Thursday, 26 February 2009

Apollo's Hairstyles

A millenium of style worn by one of the most important gods of antiquity.

This a bronze statue from 700 BCE. Allegedly one of the first depictions of Apollo. It is unclear if the god has actually some hair or some kind of cap or helm. probaby it is hair, but it doesn't seem to be an important distinctive sign.
An early Kouros, the Anavysos Kouros. Many early depictions of Apollo as a young athletic man are likewise. The hair, a symbol of strenght in the Greek world, is now prominent. The Kouros has a head full of hair, and long locks descending on the shoulders.
The Apollo of Veii. An Etruscan statue dating from the sixth century BCE. The influence of the contemporary Greek style is evident.
The Apollo from the Temple of Zeus in Olympia (460 BCE). The hairstyle is more restrained, the long locks are gone. Yet the hair is full, curly. The young god is in his prime, full of strenght.
An example of an Apollo of Mantua type. A Roman copy of a greek bronze statue probably from the fifth century BCE. The hairstyle is completely reminiscent of the early kouros
This is the Barberini Apollo in the Glyptotek in Munich. It is, again, a Roman copy of a Greek statue from the third century. The hairstyle is halfway between the kourous hairstyle and the Belvedere Apollo hairstyle. I've always found this particular statue very effeminate in its appearance
The Choisier Gouffier Apollo. A Roman copy of a greek bronze statue probably contemporary with the Olympia Apollo. The hairstyle is strikingly similar.
The classic Belvedere Apollo from the Capitoline Museums in Rome. A Roman copy of a greek bronze statue probably from the fourth century BCE. The hairstyle is different. Long curly hair with tied locks on top of the head.
This is the Apollo Citharedous of the Vatican Museums. A Roman statue from the Second Century, it is full of citation from earlier greek examples. This Apollo sports a head full of curly hair with the addition of a laurel crown, another typical attribute of Apollo as a god of Music and the Arts in general.
The Apollo Sauroctonos. A Roman copy of a statue by Praxiteles (IV Century BCE). This is Apollo as  hunter, as killer of lizards and pythons. The hair is shorter, and tied with a string
Possibily a bronze Praxiteles original. Again, note the similarities in the hairstyle
The Lycian Apollo. Another Roman copy of a Praxitels original. This is a snake-slayer Apollo, and the again the shorter hair shows it. The locks on top of the forehead are similar to the Belvedere Apollo, though.
A late roman mosaic depicting Apollo as Phoebus, the sun god. Still a head full of hair, but in addition, the god has an aureole. It's not something particularly surprising, it had been an attribute of Apollo for centuries, predating the traditional depiction of Christian Saints and Angels
This is not Apollo at all, but a fourth century A.D. depiction of Somebody else.

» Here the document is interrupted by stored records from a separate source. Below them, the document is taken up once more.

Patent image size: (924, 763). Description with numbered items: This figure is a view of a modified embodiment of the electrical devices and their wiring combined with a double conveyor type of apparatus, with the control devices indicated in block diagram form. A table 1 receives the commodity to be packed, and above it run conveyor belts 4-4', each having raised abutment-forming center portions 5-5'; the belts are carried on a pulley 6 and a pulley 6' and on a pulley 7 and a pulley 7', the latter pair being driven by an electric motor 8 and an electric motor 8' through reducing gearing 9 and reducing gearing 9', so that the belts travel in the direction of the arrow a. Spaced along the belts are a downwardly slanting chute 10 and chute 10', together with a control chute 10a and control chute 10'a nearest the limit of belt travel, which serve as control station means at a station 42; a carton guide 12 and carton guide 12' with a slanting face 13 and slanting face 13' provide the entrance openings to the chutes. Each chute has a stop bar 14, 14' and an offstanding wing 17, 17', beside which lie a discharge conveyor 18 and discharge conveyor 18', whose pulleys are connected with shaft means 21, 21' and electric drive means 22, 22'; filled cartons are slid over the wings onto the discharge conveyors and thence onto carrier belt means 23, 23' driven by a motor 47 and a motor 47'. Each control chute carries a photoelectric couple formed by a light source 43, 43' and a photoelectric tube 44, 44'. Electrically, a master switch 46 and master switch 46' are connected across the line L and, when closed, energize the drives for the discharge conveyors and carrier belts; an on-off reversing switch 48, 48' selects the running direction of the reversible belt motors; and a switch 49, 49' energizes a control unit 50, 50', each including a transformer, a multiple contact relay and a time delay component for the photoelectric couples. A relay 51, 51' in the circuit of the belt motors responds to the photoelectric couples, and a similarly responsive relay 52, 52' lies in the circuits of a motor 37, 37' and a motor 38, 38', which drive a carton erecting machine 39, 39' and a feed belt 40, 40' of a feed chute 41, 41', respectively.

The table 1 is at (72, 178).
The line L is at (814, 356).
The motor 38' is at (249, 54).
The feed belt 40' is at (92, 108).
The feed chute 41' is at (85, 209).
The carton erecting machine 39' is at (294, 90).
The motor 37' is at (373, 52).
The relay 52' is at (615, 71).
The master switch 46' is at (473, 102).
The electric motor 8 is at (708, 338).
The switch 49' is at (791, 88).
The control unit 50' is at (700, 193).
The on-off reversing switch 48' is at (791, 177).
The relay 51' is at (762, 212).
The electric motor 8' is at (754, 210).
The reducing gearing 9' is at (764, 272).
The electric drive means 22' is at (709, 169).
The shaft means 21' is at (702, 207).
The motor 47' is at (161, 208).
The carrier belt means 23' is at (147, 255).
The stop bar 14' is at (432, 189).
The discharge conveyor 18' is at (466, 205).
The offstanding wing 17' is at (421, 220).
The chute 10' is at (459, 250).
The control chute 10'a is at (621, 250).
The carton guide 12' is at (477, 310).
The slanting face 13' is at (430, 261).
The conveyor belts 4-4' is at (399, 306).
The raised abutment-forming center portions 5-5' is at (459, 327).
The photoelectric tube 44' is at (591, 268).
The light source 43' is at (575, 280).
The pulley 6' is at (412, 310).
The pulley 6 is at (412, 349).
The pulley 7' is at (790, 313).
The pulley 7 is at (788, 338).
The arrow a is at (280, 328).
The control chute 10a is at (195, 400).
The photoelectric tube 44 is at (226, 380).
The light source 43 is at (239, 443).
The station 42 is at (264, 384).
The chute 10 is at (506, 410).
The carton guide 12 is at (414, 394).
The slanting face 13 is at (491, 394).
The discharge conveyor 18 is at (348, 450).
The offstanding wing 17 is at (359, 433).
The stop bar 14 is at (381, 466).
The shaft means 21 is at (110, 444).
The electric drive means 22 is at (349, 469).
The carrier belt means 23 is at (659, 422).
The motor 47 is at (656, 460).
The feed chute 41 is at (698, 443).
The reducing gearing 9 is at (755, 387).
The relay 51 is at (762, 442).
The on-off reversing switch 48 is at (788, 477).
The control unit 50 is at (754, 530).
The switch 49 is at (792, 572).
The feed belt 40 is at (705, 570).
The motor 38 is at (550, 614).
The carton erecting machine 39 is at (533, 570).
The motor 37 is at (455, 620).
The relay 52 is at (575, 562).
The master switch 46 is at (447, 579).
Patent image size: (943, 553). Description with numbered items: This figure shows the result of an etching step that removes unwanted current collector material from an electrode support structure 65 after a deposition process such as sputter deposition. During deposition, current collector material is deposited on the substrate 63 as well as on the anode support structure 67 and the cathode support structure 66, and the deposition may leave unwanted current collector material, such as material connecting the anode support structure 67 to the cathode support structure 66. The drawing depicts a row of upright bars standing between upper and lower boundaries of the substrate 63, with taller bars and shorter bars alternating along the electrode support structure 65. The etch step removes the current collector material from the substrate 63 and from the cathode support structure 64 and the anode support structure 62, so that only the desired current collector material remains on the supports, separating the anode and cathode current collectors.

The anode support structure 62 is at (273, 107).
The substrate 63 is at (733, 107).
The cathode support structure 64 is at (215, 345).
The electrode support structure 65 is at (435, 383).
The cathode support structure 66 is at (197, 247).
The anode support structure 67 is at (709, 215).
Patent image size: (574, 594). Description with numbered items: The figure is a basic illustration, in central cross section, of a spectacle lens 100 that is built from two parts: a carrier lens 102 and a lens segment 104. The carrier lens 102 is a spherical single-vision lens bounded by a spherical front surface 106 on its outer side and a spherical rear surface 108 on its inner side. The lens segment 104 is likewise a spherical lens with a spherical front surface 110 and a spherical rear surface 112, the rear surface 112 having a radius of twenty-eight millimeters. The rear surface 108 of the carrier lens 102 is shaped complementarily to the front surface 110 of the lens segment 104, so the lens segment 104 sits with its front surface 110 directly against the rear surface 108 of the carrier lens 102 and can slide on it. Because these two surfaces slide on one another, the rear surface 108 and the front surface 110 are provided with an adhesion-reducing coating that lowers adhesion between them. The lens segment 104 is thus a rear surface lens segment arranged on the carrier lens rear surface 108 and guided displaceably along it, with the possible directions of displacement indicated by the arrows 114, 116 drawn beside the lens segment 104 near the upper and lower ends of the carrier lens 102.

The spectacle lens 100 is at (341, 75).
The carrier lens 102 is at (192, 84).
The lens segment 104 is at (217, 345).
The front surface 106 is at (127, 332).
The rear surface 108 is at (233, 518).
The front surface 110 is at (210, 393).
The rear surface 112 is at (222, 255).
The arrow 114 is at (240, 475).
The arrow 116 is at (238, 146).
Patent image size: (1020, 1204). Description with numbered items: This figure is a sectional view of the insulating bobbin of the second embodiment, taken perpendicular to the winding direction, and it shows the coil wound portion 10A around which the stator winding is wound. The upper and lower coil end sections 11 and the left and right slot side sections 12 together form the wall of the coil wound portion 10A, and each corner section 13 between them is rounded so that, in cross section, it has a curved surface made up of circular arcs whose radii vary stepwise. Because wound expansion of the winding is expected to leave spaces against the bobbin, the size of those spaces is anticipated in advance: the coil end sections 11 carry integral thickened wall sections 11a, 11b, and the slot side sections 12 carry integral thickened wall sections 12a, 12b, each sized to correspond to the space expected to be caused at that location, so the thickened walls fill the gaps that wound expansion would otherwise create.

Note the similarities with the other Apollos, anyway.
Oh, and by the way, my nickname is not directly related to Apollo... It's part of an anagram of my real name I used on a very old Linux machine a decade ago, and it's also an hommage to ...Elio (i.e. Helios, the Sun), one of my favourite singers

2 comments:

  1. I love you for doing this. Really interesting.